O fato de o Iluminismo ter celebrado a sensibilidade e os sentimentos não quer dizer que ele rejeitasse a ciência. Bem ao contrário: o mais sensível dos homens – a pessoa com a maior sensibilidade – era considerado o mais perspicaz observador da natureza. O exemplo arquetípico era o médico afinado com os ritmos corporais dos pacientes e com seus sintomas específicos. O criador do sistema especulativo é que era o inimigo do progresso científico – o médico cartesiano que via o corpo apenas como uma máquina ou aqueles que aprendiam medicina lendo Aristóteles, sem observar os doentes. Assim, o questionamento filosófico da razão não era uma rejeição da racionalidade em si; era apenas uma rejeição à razão como algo isolado dos sentidos, alienado do corpo ardente. Assim, os filósofos estavam mais alinhados aos românticos do que queriam crer.

Generalizar movimentos intelectuais é sempre perigoso. O Iluminismo não tinha características nacionais distintas e até mesmo dentro de um país ele não era monolítico. Alguns pensamentos evocavam, sim, a dicotomia entre razão e paixão, privilegiando a primeira em detrimento da sensação – notadamente Kant. Mas, nesse sentido, Kant estava isolado de muitos, se não de todos, os principais temas de sua época.
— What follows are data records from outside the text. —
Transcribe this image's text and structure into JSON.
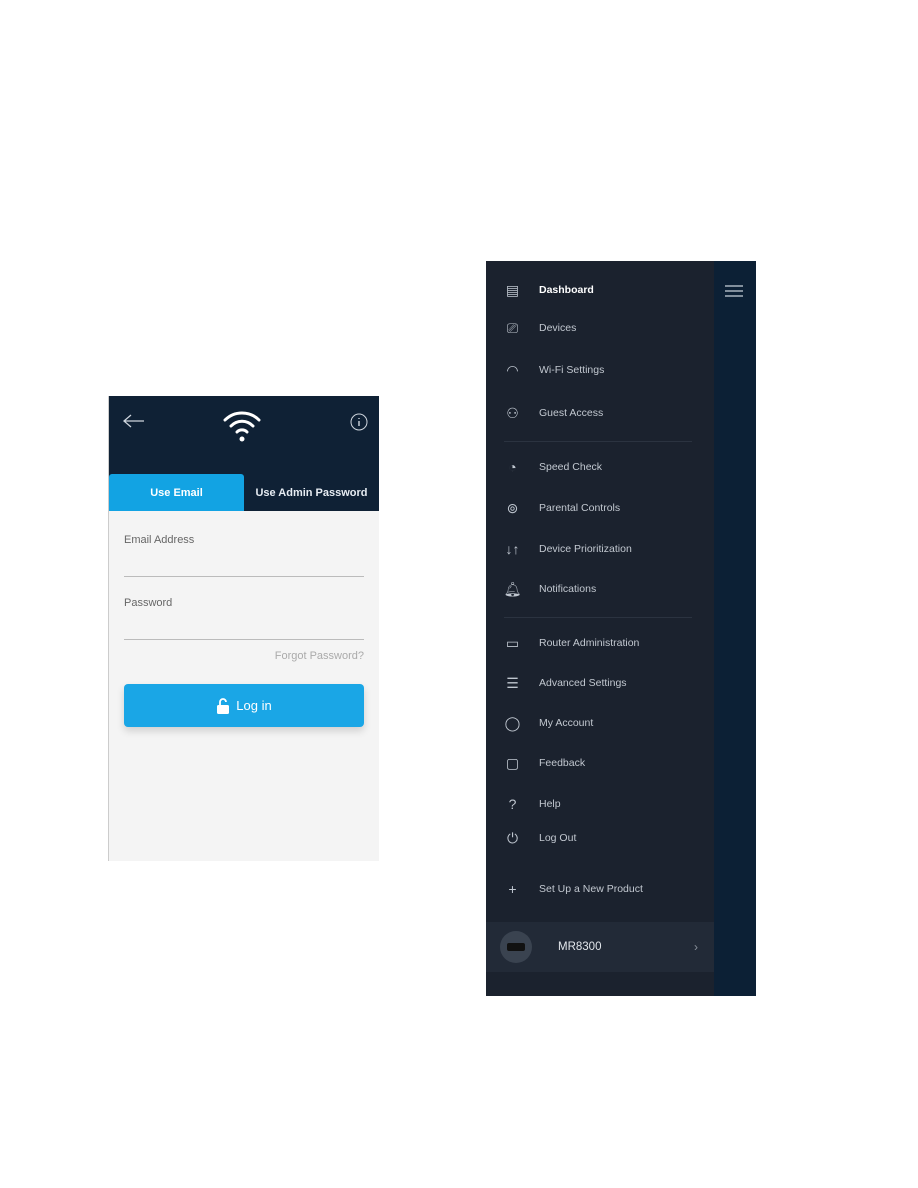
{
  "login": {
    "tabs": [
      "Use Email",
      "Use Admin Password"
    ],
    "email_label": "Email Address",
    "email_value": "",
    "password_label": "Password",
    "password_value": "",
    "forgot": "Forgot Password?",
    "login_button": "Log in",
    "accent": "#12a3e3"
  },
  "menu": {
    "items": [
      {
        "label": "Dashboard",
        "icon": "dashboard-icon"
      },
      {
        "label": "Devices",
        "icon": "devices-icon"
      },
      {
        "label": "Wi-Fi Settings",
        "icon": "wifi-icon"
      },
      {
        "label": "Guest Access",
        "icon": "guest-icon"
      },
      {
        "label": "Speed Check",
        "icon": "speedometer-icon"
      },
      {
        "label": "Parental Controls",
        "icon": "lock-icon"
      },
      {
        "label": "Device Prioritization",
        "icon": "arrows-icon"
      },
      {
        "label": "Notifications",
        "icon": "bell-icon"
      },
      {
        "label": "Router Administration",
        "icon": "router-icon"
      },
      {
        "label": "Advanced Settings",
        "icon": "sliders-icon"
      },
      {
        "label": "My Account",
        "icon": "user-icon"
      },
      {
        "label": "Feedback",
        "icon": "chat-icon"
      },
      {
        "label": "Help",
        "icon": "help-icon"
      },
      {
        "label": "Log Out",
        "icon": "power-icon"
      },
      {
        "label": "Set Up a New Product",
        "icon": "plus-icon"
      }
    ],
    "device": "MR8300"
  }
}
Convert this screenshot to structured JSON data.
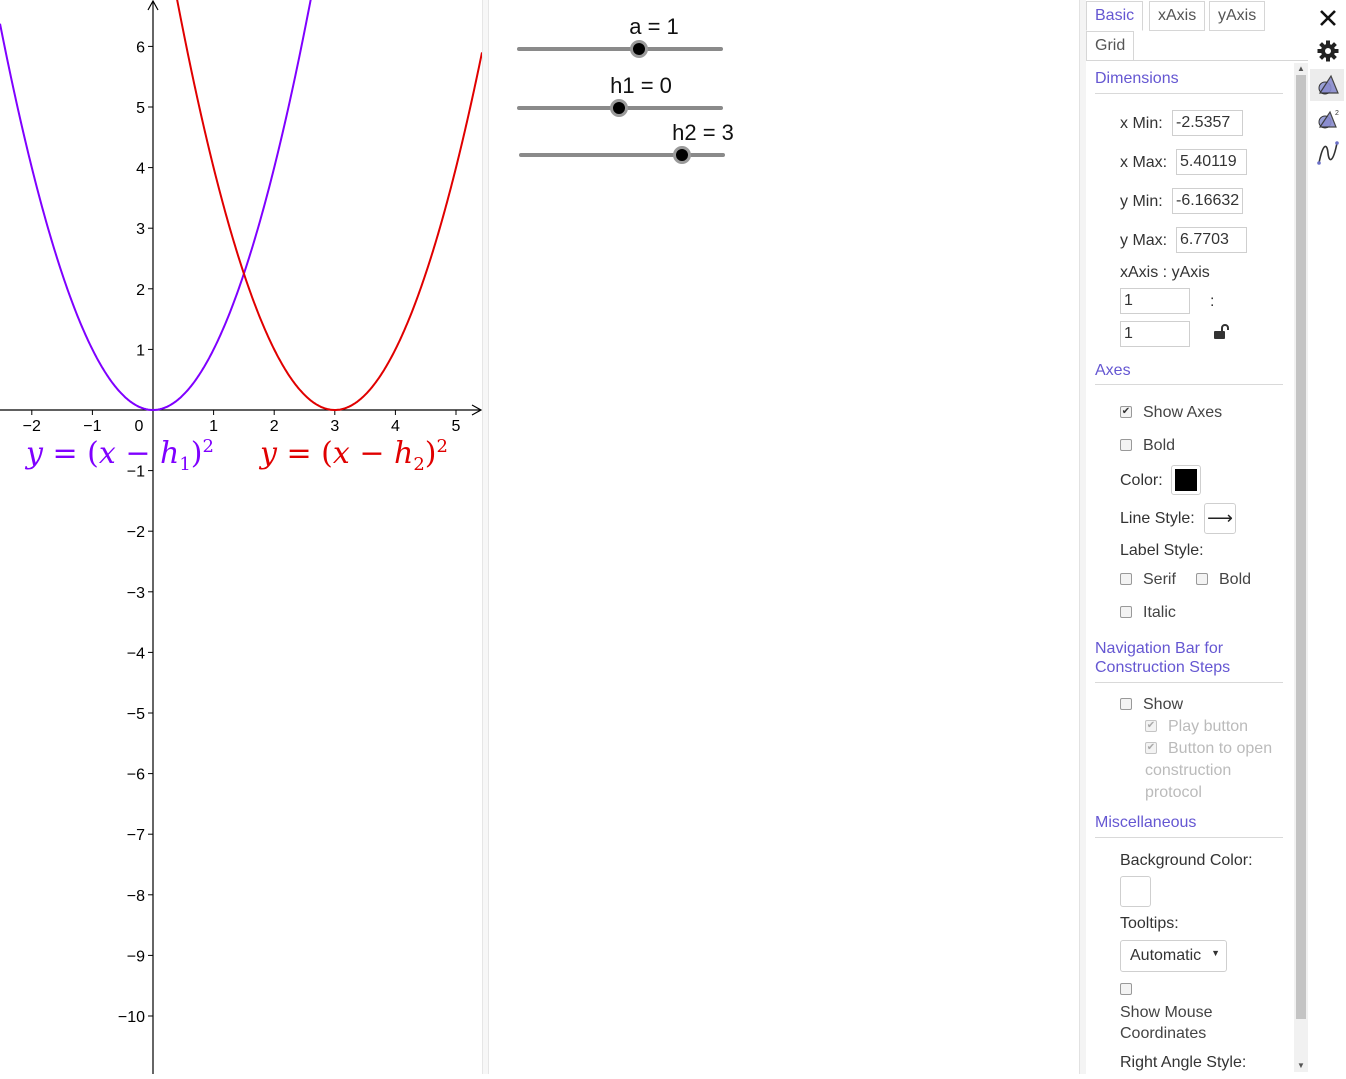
{
  "graphics": {
    "x_ticks": [
      "−2",
      "−1",
      "0",
      "1",
      "2",
      "3",
      "4",
      "5"
    ],
    "y_ticks": [
      "6",
      "5",
      "4",
      "3",
      "2",
      "1",
      "−1",
      "−2",
      "−3",
      "−4",
      "−5",
      "−6",
      "−7",
      "−8",
      "−9",
      "−10"
    ],
    "curve_colors": {
      "f": "#7f00ff",
      "g": "#e00000"
    },
    "label_f": {
      "y": "y",
      "eq": " = (",
      "x": "x",
      "minus": " − ",
      "h": "h",
      "sub": "1",
      "close": ")",
      "sup": "2"
    },
    "label_g": {
      "y": "y",
      "eq": " = (",
      "x": "x",
      "minus": " − ",
      "h": "h",
      "sub": "2",
      "close": ")",
      "sup": "2"
    }
  },
  "sliders": [
    {
      "label": "a = 1",
      "value": 1,
      "min": -5,
      "max": 5
    },
    {
      "label": "h1 = 0",
      "value": 0,
      "min": -5,
      "max": 5
    },
    {
      "label": "h2 = 3",
      "value": 3,
      "min": -5,
      "max": 5
    }
  ],
  "props": {
    "tabs": [
      "Basic",
      "xAxis",
      "yAxis",
      "Grid"
    ],
    "dimensions": {
      "title": "Dimensions",
      "xmin_label": "x Min:",
      "xmin": "-2.5357",
      "xmax_label": "x Max:",
      "xmax": "5.40119",
      "ymin_label": "y Min:",
      "ymin": "-6.16632",
      "ymax_label": "y Max:",
      "ymax": "6.7703",
      "ratio_label": "xAxis : yAxis",
      "ratio_x": "1",
      "ratio_colon": ":",
      "ratio_y": "1"
    },
    "axes": {
      "title": "Axes",
      "show_axes": "Show Axes",
      "bold": "Bold",
      "color_label": "Color:",
      "color": "#000000",
      "line_style_label": "Line Style:",
      "line_style_glyph": "⟶",
      "label_style_label": "Label Style:",
      "serif": "Serif",
      "bold2": "Bold",
      "italic": "Italic"
    },
    "nav": {
      "title_1": "Navigation Bar for",
      "title_2": "Construction Steps",
      "show": "Show",
      "play": "Play button",
      "open_1": "Button to open",
      "open_2": "construction",
      "open_3": "protocol"
    },
    "misc": {
      "title": "Miscellaneous",
      "bg_label": "Background Color:",
      "tooltips_label": "Tooltips:",
      "tooltips_value": "Automatic",
      "mouse_1": "Show Mouse",
      "mouse_2": "Coordinates",
      "right_angle": "Right Angle Style:"
    }
  },
  "rail": [
    "close-icon",
    "settings-gear-icon",
    "graphics-view-icon",
    "graphics-view-2-icon",
    "algebra-curve-icon"
  ],
  "check": "✔"
}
Sobretudo na França, a racionalidade não se opunha à sensibilidade; ao contrário, ela se baseava e estava intimamente ligada à sensibilidade. O romantismo foi, em grande medida, uma continuação dos temas iluministas, não uma ruptura em relação a eles.

Se pretendemos sanar as divisões do momento histórico contemporâneo, devemos abandonar a ideia fictícia de que só a razão é capaz de nos salvar. O presente merece ser criticado, mas essa crítica não servirá para nada se ela se basear no mito de um passado glorioso e racional que nunca aconteceu.

Henry Martyn Lloyd é pesquisador-bolsista honorário em filosofia pela Universidade de Queensland, Austrália. Ele é autor de Sade's Philosophical System in its Enlightenment Context (2018) e coeditor, juntamente com Geoff Boucher, de Rethinking the Enlightenment: Between History, Philosophy, and Politics (2018).